Dispatch on layer type or layer index — Xavier for the first linear, constant 42 for the second:

def init_xavier(module):
    if type(module) == nn.Linear:
        nn.init.xavier_uniform_(module.weight)

def init_42(module):
    if type(module) == nn.Linear:
        nn.init.constant_(module.weight, 42)

net[0].apply(init_xavier)
net[2].apply(init_42)
print(net[0].weight.data[0])
print(net[2].weight.data)

tensor([ 0.1768,  0.0041,  0.6029, -0.2218])
tensor([[42., 42., 42., 42., 42., 42., 42., 42.]])

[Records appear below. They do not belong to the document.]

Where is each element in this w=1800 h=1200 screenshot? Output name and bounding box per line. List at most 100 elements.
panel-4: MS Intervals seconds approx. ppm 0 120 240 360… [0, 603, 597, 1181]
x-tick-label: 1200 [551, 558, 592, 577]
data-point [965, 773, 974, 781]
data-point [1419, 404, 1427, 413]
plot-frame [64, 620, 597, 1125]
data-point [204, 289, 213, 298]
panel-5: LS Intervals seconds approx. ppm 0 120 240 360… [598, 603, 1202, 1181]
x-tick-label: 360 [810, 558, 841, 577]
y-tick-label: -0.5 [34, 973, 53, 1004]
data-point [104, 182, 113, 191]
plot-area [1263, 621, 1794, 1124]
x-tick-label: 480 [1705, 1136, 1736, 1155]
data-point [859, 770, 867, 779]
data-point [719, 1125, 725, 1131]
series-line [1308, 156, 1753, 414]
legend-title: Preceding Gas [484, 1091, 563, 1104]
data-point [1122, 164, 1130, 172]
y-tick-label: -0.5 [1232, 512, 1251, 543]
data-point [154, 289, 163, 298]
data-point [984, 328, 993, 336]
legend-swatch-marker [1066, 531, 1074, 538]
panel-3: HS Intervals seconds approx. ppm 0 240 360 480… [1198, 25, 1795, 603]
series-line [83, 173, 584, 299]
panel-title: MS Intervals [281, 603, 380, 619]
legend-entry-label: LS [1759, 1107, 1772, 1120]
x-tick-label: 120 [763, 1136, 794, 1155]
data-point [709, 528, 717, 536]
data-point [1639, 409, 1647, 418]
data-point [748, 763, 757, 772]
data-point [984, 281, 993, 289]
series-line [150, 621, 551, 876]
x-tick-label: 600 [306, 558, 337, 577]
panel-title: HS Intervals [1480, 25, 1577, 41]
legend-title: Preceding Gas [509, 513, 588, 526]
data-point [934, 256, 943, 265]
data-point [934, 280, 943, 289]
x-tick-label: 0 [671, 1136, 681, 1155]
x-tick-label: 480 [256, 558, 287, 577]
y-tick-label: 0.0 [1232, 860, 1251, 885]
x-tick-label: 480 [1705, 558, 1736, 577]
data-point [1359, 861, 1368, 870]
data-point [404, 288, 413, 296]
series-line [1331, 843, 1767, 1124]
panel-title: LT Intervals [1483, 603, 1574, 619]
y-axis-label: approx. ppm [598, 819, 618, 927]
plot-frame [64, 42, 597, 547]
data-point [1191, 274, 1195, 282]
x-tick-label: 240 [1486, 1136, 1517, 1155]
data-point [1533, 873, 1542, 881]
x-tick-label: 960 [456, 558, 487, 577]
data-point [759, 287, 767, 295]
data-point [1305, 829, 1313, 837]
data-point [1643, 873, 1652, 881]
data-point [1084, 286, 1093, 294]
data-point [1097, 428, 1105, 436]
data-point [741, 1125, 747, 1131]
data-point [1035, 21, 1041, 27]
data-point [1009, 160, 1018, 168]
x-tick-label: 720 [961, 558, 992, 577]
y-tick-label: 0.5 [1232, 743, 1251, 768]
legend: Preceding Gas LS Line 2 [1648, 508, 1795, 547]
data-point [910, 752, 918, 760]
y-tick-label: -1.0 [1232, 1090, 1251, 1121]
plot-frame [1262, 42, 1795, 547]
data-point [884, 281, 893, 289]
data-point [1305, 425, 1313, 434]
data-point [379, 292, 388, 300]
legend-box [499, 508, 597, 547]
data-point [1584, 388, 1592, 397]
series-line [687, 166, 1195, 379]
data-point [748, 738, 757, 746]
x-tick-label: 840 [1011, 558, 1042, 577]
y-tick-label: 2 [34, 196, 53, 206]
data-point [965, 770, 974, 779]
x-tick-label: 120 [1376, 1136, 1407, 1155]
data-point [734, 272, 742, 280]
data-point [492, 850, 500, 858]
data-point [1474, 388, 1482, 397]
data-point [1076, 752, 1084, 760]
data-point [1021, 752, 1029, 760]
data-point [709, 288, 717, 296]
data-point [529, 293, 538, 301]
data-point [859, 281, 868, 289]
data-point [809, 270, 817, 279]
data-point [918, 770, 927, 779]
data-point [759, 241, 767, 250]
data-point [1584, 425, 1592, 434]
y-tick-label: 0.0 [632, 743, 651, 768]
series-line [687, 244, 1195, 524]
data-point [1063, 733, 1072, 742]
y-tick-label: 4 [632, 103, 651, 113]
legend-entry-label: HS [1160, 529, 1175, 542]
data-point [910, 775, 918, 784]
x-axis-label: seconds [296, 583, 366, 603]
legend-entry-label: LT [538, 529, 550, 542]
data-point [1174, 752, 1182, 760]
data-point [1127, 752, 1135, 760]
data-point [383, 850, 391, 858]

The pattern: take a (name, module) tuple, decide what to do. Same machinery used for freezing layers (requires_grad = False), discriminative learning rates, and BERT-style “warm up the head, not the backbone”.

Custom initialization

For non-standard schemes, write the init function yourself. Here a heavy-tailed sample with thresholding:

w \sim U(-10, 10),\quad w \leftarrow w \cdot \mathbb{1}_{|w| \ge 5}.

def my_init(module):
    if type(module) == nn.Linear:
        print("Init", *[(name, param.shape)
                        for name, param in module.named_parameters()][0])
        nn.init.uniform_(module.weight, -10, 10)
        module.weight.data *= module.weight.data.abs() >= 5

net.apply(my_init)
net[0].weight[:2]

Init weight torch.Size([8, 4])
Init weight torch.Size([1, 8])
tensor([[ 0.0000, -9.7206,  8.7272, -7.9359],
        [-0.0000, -0.0000,  0.0000, -0.0000]], grad_fn=<SliceBackward0>)

For one-off surgery — loading specific weights, replacing a single layer’s tensor — assign to .data directly:

net[0].weight.data[:] += 1
net[0].weight.data[0, 0] = 42
net[0].weight.data[0]

tensor([42.0000, -8.7206,  9.7272, -6.9359])

When to override defaults

Most of the time, don’t. Cases where you should:

Loading pretrained weights — load_state_dict is the ultimate “initialization” override.
Custom layers — you wrote a new layer with a different variance budget, e.g. small-residual init that puts ResBlocks at near-identity.
Reproducibility / ablations — comparing init schemes systematically.
Architecture-specific tricks — e.g. zero-init the last BN \gamma in each ResNet block (FixUp / Skip-init).

Recap

Init scale matters: set it so signal variance stays roughly constant across depth.
Xavier: \frac{2}{n_{in}+n_{out}} for \tanh/sigmoid.
Kaiming/He: \frac{2}{n_{in}} for ReLU.
Framework defaults are sane; override via net.apply(init_fn) and write per-type rules in the function.
Direct layer.weight.data[...] = ... for one-off tensor surgery.